As now I travel to work via underground, I have more time to read. The first book I've fully read is Code, from Charles Petzold, and I really encourage anybody wanting to learn how computers evolved up to late 90s to go grab it.
Review
Title: Code: The Hidden Language of Computer Hardware and Software
Author: Charles Petzold
Although the description of the book is a bit dumb, the title hints the contents: Learning from where do computers come, at both hardware level from morse code and the telegraph to current computers, and software level from raw circuit-based "programming" to assembler and high level languages. One note needs to be made, as the book was written in 1999 some technologies have changed (and even dissapeared), some numbers are obsolete and in general you shouldn't expect the book to teach you how an SSD hard drive work, but more instead a deep but general overview of the fundamentals of a computer.
The hardware level is what takes most of the book, starting with morse code and the telegraph to teach us basics of both data transmission and from where the integrated circuits come. This is the biggest and I guess hardest part to learn, because it is like taking your first half of the first year of university of computer science inside a book: Electronics, circuits, boolean algebra, binary, octal and hexadecimal systems and conversions... At least in Spain you learn this contents in 3 different subjects, so be prepared for some heavy circuit diagrams and calculations to repeat if you don't already know the topics. It is also the most beautiful part and where you will learn most of the amazing evolution path to personal computers.

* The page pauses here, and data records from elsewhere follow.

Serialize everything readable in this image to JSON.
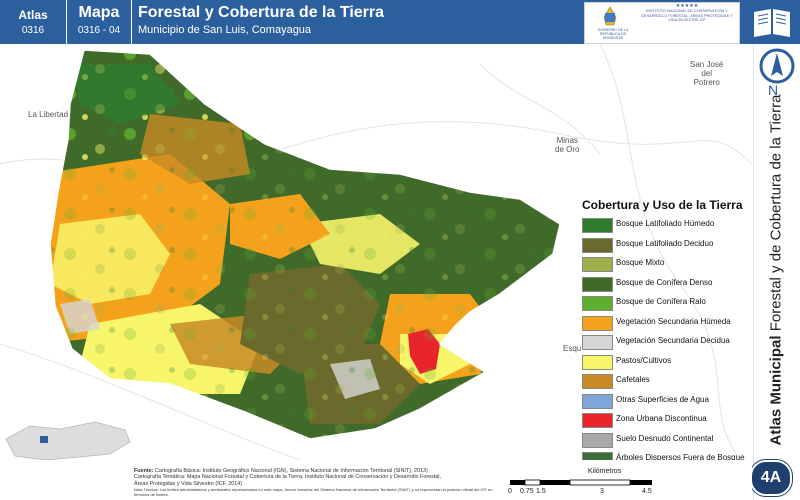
{
  "header": {
    "atlas_label": "Atlas",
    "atlas_code": "0316",
    "mapa_label": "Mapa",
    "mapa_code": "0316 - 04",
    "title": "Forestal y Cobertura de la Tierra",
    "subtitle": "Municipio de San Luis, Comayagua",
    "logo_left_text": "GOBIERNO DE LA REPÚBLICA DE HONDURAS",
    "logo_right_text": "INSTITUTO NACIONAL DE CONSERVACIÓN Y DESARROLLO FORESTAL, ÁREAS PROTEGIDAS Y VIDA SILVESTRE ICF",
    "logo_stars": "★★★★★",
    "book_icon": "open-book-icon"
  },
  "north_arrow": {
    "label": "N",
    "icon": "north-arrow-icon"
  },
  "side_title": {
    "bold": "Atlas Municipal",
    "rest": " Forestal y de Cobertura de la Tierra"
  },
  "badge": "4A",
  "map": {
    "places": [
      {
        "name": "La Libertad"
      },
      {
        "name": "San José\ndel\nPotrero"
      },
      {
        "name": "Minas\nde Oro"
      },
      {
        "name": "Esqu"
      }
    ]
  },
  "legend": {
    "title": "Cobertura y Uso de la Tierra",
    "items": [
      {
        "label": "Bosque Latifoliado Húmedo",
        "color": "#2e7d2e"
      },
      {
        "label": "Bosque Latifoliado Deciduo",
        "color": "#6b6a2c"
      },
      {
        "label": "Bosque Mixto",
        "color": "#9fb04a"
      },
      {
        "label": "Bosque de Conífera Denso",
        "color": "#3f6a2a"
      },
      {
        "label": "Bosque de Conífera Ralo",
        "color": "#5fae2e"
      },
      {
        "label": "Vegetación Secundaria Húmeda",
        "color": "#f4a21c"
      },
      {
        "label": "Vegetación Secundaria Decidua",
        "color": "#d6d6d6"
      },
      {
        "label": "Pastos/Cultivos",
        "color": "#f7f56a"
      },
      {
        "label": "Cafetales",
        "color": "#c88a24"
      },
      {
        "label": "Otras Superficies de Agua",
        "color": "#7ea6d8"
      },
      {
        "label": "Zona Urbana Discontinua",
        "color": "#e8252c"
      },
      {
        "label": "Suelo Desnudo Continental",
        "color": "#a9a9a9"
      },
      {
        "label": "Árboles Dispersos Fuera de Bosque",
        "color": "#3d6f3a"
      }
    ]
  },
  "footer": {
    "source_label": "Fuente:",
    "source_1": "Cartografía Básica: Instituto Geográfico Nacional (IGN), Sistema Nacional de Información Territorial (SINIT), 2013)",
    "source_2": "Cartografía Temática: Mapa Nacional Forestal y Cobertura de la Tierra, Instituto Nacional de Conservación y Desarrollo Forestal,",
    "source_3": "Áreas Protegidas y Vida Silvestre (ICF, 2014)",
    "note": "Nota Técnica: Los límites administrativos y territoriales representados en este mapa, fueron tomados del Sistema Nacional de Información Territorial (SINIT) y no representan la posición oficial del ICF en términos de límites."
  },
  "scale": {
    "unit": "Kilómetros",
    "ticks": [
      "0",
      "0.75",
      "1.5",
      "3",
      "4.5"
    ]
  }
}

The softwar level sadly suffers from having much less space, and while the internals of how old operating systems worked, how to manage files or input and output devices or how to draw pixels at old monitors are really interesting, I feel like it could have had a few more chapters digging more into details of old OSes, more old programming languages, etc. We learn about Assembler, C, LISP and a few others but very briefly (except ASM). Also some chapters are a mixed bag, where you are told about screen resolutions and then jump to digital audio, then disk storage... surely it is all I/O but I would have prefered a clear separation. That said, it is still great and I've learned some interesting facts.
Nostalgia also kicks in for me, but having lived the AMSTRAD PC/W & CP/M era, MS-DOS and the surge of GUI-based operating systems, I really enjoyed learning how simpler computers designed the hardware interruptions mechanisms, loaded the BIOS, why Macintosh was always different from PCs and other low-level details not usually taught anywhere else (at least condensed and in a simple language).
Really recommended read, mandatory if you like to know how things work under the hood. And also curious to read 17 years later and see how some technologies have been surpassed and their limits solved.